Texas Presbyterian demonstrated what Medicines Sans Frontiers/Doctors Without Borders (MSF) already knew – and have proved – that health workers can be protected, but only with the right materials and intensive training and a buddy system that enforces strict protocols. That we do know how to do.

The unfounded assurances that Ebola was unlikely in the United States and that hospitals were ready to receive Ebola patients has added to the widespread perception that officials cannot be believed. But the policy-maker argument that a travel ban would pose new dangers is evidence based.

My own experience in global health issues and communications has made Ebola my 'beat' in the last few months. My training in statistics and data science, and my contacts with infectious disease practitioners and epidemiologists has convinced me that banning travel from the most-affected areas would be, at best, ineffective and probably risky.

Here's how.

Every logistician involved with responding to the epidemic in Liberia, Sierra Leone and Guinea agrees that the cancellation of flights and marine shipments in the first wave of Ebola fear was a factor in the epidemic's spread.
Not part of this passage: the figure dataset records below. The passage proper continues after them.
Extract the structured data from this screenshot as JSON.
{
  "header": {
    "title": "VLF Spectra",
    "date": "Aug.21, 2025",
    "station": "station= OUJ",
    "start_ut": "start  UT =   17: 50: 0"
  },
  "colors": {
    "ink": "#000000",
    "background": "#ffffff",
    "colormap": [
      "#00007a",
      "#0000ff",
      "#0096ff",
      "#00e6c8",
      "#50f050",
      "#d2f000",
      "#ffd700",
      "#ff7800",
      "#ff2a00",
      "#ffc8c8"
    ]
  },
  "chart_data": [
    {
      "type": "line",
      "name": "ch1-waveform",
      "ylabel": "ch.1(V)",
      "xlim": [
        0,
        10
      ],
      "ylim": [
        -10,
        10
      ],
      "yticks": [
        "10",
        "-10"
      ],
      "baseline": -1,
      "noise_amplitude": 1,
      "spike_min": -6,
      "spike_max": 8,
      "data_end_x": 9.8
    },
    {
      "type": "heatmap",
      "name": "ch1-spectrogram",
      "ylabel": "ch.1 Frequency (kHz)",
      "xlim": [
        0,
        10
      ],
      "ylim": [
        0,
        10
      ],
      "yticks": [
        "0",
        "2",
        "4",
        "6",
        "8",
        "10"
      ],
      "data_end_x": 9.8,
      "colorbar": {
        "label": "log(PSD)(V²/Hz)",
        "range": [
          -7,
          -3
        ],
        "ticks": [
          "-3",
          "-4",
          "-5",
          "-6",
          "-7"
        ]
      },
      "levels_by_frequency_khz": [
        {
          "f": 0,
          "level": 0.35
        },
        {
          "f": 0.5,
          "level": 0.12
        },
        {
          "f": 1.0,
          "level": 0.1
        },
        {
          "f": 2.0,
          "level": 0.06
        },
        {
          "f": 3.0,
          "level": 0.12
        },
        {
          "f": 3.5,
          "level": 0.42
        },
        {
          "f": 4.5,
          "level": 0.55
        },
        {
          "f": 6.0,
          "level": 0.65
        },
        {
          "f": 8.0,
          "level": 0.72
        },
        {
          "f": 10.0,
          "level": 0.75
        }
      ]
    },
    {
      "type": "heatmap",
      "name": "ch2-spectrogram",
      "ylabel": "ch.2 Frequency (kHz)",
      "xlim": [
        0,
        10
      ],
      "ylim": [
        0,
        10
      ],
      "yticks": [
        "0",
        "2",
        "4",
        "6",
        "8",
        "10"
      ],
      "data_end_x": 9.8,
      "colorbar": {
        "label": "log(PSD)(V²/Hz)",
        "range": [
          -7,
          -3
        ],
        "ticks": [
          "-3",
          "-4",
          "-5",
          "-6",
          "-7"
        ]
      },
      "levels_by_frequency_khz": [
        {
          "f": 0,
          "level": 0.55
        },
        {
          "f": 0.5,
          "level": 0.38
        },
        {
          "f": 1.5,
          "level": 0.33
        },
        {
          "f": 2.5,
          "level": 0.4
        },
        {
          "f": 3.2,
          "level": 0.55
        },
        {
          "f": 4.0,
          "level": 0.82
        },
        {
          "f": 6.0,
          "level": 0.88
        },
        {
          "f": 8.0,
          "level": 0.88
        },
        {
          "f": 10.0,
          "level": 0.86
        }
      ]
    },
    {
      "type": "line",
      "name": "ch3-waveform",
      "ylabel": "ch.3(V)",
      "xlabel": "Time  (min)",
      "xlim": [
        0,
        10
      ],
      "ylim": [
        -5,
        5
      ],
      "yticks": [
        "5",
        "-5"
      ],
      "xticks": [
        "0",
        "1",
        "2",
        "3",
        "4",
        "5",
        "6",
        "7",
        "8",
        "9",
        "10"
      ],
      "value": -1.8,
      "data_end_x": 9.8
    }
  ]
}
As many as half of Liberia's medical workers died, primarily from a shortage of protective supplies.

We can hope that supply flights will not be slowed. MSF uses 40,000 protective gloves daily just in its Liberia isolation and treatment centers. The organization's officials – who have begged for months for more resources – have had more local volunteers than they could put to use. But the organization has been unable to import enough protective gear to take care of additional volunteers or to get volunteers in to train them or to build and staff enough facilities to 'bend the curve' away from exponential increase.

A travel ban would further reduce the commercial options for getting supplies in and essential medical professionals in and out. Some commentators have proposed military transport as an alternative. But many of the people pushing for a travel ban are also criticizing sending military personnel, who they fear could themselves become vectors, or people who spread the virus. And the need to rotate personnel frequently, coupled with a quarantine, could quickly compromise the vigorous increase that is needed.

Anything that hinders the pace of response allows the current upward trend of new cases to continue. The new U.S. policy of 21-day monitoring for arrivals from three west African countries will – if nothing else – discourage the flow of volunteers to staff African isolation and treatment centers.

Yet, if Ebola is not curbed in the three countries, there will be more cases exported – to the region, as well as to Europe and North America and Asia. There is no feasible way, in a global world, that it won't happen.

Meanwhile, a few days after the announcement by New Jersey educations officials that two elementary school students from Rwanda in east Africa were being kept at home for 21 days, the government of Rwanda said it would screen travelers from the United States and Spain for 21 days [the decision has since been reversed] . Rwanda already was restricting travelers who had been in Ebola-affected west African countries in the past 21 days.

I can't decide whether the new Rwandan restriction is done with a bit of tongue-in-cheek, but when I arrived in the capital Kigali in September, all of us who entered had thermometers aimed at our foreheads, filled out extensive questionnaires and were given written materials about Ebola symptoms. The sleek, pristine airport was plastered with posters about preventing Ebola.

Nevertheless, as Rwanda Foreign Minister Louise Mushikiwabo told me, Rwanda – despite being a poor country with extensive health-care needs of its own – is sending medical professionals to west Africa as part of an African Union mission to help fight Ebola.

"Rwanda has invested in preparedness," she said. "We didn't have a budget for that, but we realize it's an emergency and so we all dug in our budget and put some money together for the Ministry of Health to deal with it."

Rwandan officials are sure they will be able to provide assistance without endangering their own people. "We've invested in not cutting off the countries or the people that are affected, but insuring that we protect our own citizens."